On le sait peu, mais le Maryland abrite un des plus grands festivals de cinéma européen d’Amérique du Nord. Située dans la grande banlieue de Washington DC, voisine de la très chic, très blanche et plus connue Bethesda, la ville de Silver Spring, que rien ne distingue a priori sinon la réjouissante diversité de sa population, est l’inattendu point de ralliement des cinéphiles de la région tous les mois de décembre.
C’est là en effet que, depuis 2003, l’American Film Institute ( AFI ), soutenu par la Délégation de l’Union Européenne aux USA, l’Alliance Française et de nombreuses ambassades européennes, présente un festival vieux de 33 ans, d’une ampleur et d’une ambition remarquables. Durant trois semaines, dans les magnifiques salles art déco d’un bâtiment historique restauré de près de 3000 mètres carrés, un public d’habitués se presse pour découvrir une très éclectique sélection de films, écouter des présentations, participer à des séances de Q and A. Pas de prix, sinon celui du public. Juste du plaisir.
C’est une affaire bien huilée. Mais 2020 n’est pas une année ordinaire. En Europe comme aux Etats-Unis, les crises, sanitaires et politiques, se sont succédé. Ont-elles changé la donne, et comment? Les programmateurs du festival, Todd Hitchcock, Abbie Algar et Ben Delgado, ont accepté avec beaucoup de chaleur de répondre à ces questions.
Bien sûr il a fallu faire migrer le festival en ligne. Une évidence puisque les salles du Maryland et de Washington DC sont restées fermées sans aucune interruption depuis le mois de mars ( dans la Virginie voisine, on peut toujours aller au cinéma). L’équipe est désormais bien rodée cependant : fin septembre, le festival de films d’Amérique latine a servi de galop d’essai. La moitié du public habituel s’est manifestée, ce n’est pas si mal. En novembre, le festival du film noir, Noir City, a quant à lui sensiblement gagné en audience par rapport à ses versions antérieures. Il est évidemment trop tôt pour savoir si les quelque 10 000 spectateurs que séduit d’ordinaire l’événement européen seront au rendez-vous mais c’est de bon augure. D’autant que “la source n’est pas encore tarie”, comme l’affirme Todd Hitchcock: “le temps long de production et de distribution des films fait que les conséquences de la crise sanitaire ne sont pas encore sensibles. C’est l’année prochaine que le flux se réduira sans doute”. En attendant, l’équipe se réjouit de présenter 48 films issus de 25 pays différents. C’est même un peu plus que l’an dernier. Le grand bouleversement n’est pas là où on l’attendait : pour la première fois depuis 1973, il n’y aura pas de film anglais à l’affiche du festival. On avait presque oublié le Brexit… Restent les films grecs, lithuaniens, polonais, français ( 6 au total), danois, allemands, roumains… que l’on peut acheter un par un si l’on ne veut s’offrir le passe qui donne accès à toutes les projections virtuelles. Hitchcock, Algar et Delgado ont par ailleurs enregistré des présentations et des séances de questions-réponses fort bien menées avec les réalisateurs. Martin Provost et La bonne épouse ont ouvert le bal. A l’américaine, des labels guident le choix des spectateurs: Oscars selection, North America premieres, mais aussi Immigrant stories, LGBTQ+ interest ( on retrouve Été 85 de François Ozon et Petite fille de Sébastien Lifshitz dans cette catégorie), Environmental interest, Animation, Coming-of-Age, Women directors, Labor films, Directorial debuts et bien d’autres.

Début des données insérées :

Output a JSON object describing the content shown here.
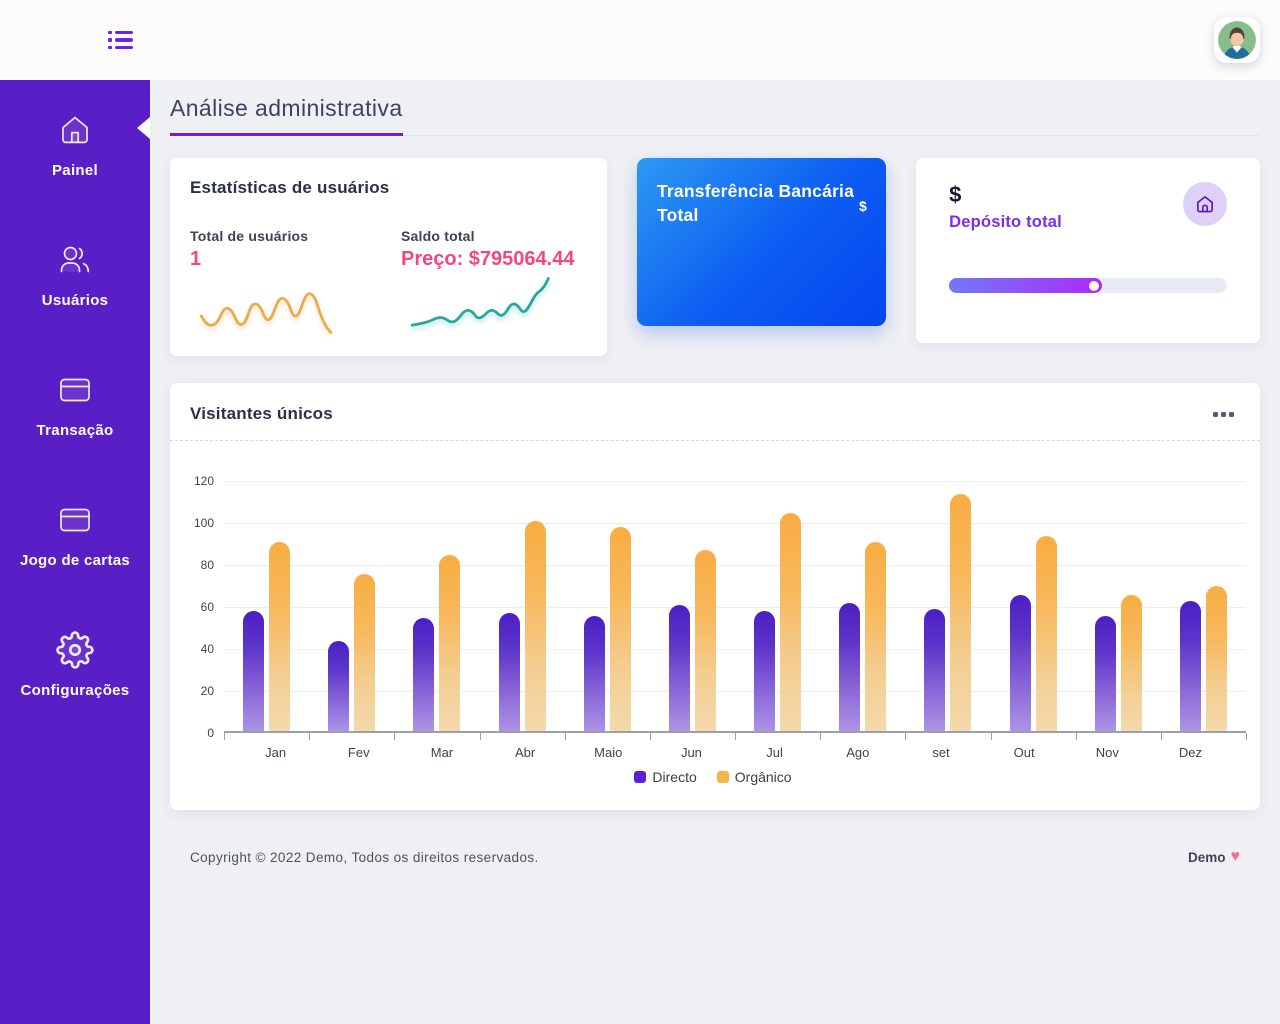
{
  "header": {
    "menu_icon": "list-menu-icon",
    "avatar_icon": "user-avatar"
  },
  "page": {
    "title": "Análise administrativa"
  },
  "sidebar": {
    "items": [
      {
        "label": "Painel",
        "icon": "home-icon",
        "active": true
      },
      {
        "label": "Usuários",
        "icon": "users-icon",
        "active": false
      },
      {
        "label": "Transação",
        "icon": "credit-card-icon",
        "active": false
      },
      {
        "label": "Jogo de cartas",
        "icon": "card-game-icon",
        "active": false
      },
      {
        "label": "Configurações",
        "icon": "settings-icon",
        "active": false
      }
    ]
  },
  "cards": {
    "user_stats": {
      "title": "Estatísticas de usuários",
      "value_color": "#f4477f",
      "stats": [
        {
          "label": "Total de usuários",
          "value": "1",
          "spark_color": "#eda94d"
        },
        {
          "label": "Saldo total",
          "value": "Preço: $795064.44",
          "spark_color": "#2aa79b"
        }
      ]
    },
    "bank_transfer": {
      "title": "Transferência Bancária Total",
      "currency_icon": "$",
      "gradient": [
        "#2d9af2",
        "#0545f0"
      ]
    },
    "deposit": {
      "currency_symbol": "$",
      "title": "Depósito total",
      "icon": "home-circle-icon",
      "progress_percent": 55,
      "progress_colors": [
        "#7478f7",
        "#ac2bf8"
      ]
    }
  },
  "visitors": {
    "title": "Visitantes únicos",
    "menu_icon": "ellipsis-icon"
  },
  "chart_data": {
    "type": "bar",
    "title": "Visitantes únicos",
    "categories": [
      "Jan",
      "Fev",
      "Mar",
      "Abr",
      "Maio",
      "Jun",
      "Jul",
      "Ago",
      "set",
      "Out",
      "Nov",
      "Dez"
    ],
    "series": [
      {
        "name": "Directo",
        "color": "#5a21d6",
        "values": [
          57,
          43,
          54,
          56,
          55,
          60,
          57,
          61,
          58,
          65,
          55,
          62
        ]
      },
      {
        "name": "Orgânico",
        "color": "#f5b54a",
        "values": [
          90,
          75,
          84,
          100,
          97,
          86,
          104,
          90,
          113,
          93,
          65,
          69
        ]
      }
    ],
    "ylim": [
      0,
      120
    ],
    "yticks": [
      0,
      20,
      40,
      60,
      80,
      100,
      120
    ],
    "grid": true,
    "legend_position": "bottom"
  },
  "footer": {
    "copyright": "Copyright © 2022 Demo, Todos os direitos reservados.",
    "brand": "Demo",
    "heart_icon": "♥"
  }
}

Evidemment, le processus de visionnage et de sélection des oeuvres a été modifié. Pas question cette année de voler de Sundance à Berlin, Cannes, Venise et Toronto. Sans tapis rouge et tralala, les films ont cependant pu s’échanger, se vendre, séduire et ils ont trouvé dans notre trio de programmateurs assignés à résidence de très fervents passeurs. Ben Delgado ne tarit pas d’éloges au sujet d’Isaac, un premier film de Jurgis Matulavicius; Abbie Algar recommande ardemment Si le vent tombe de Nora Martirosyan; Todd Hitchcock promeut les deux films italiens Darkness, de Emanuela Rosi et The Predators de Pietro Castellito, mais aussi deux documentaires: The hidden life of trees de Peter Wohlleben et Vienna Symphony- Inside the Wiener Symphoniker, d’Iva švarvoca et Malte Ludin. Certes, l’aspect majestueux et comme hors du temps des lieux, les discussions avec les voisins de strapontin ( combien de fois ai-je essayé de comprendre ce que l’inévitable “it was so French” pouvait bien signifier pour un Américain! ) manqueront aux habitués, mais il faut être extrêmement reconnaissant à l’AFI de ce cadeau de cinéma inestimable qu’il nous fait.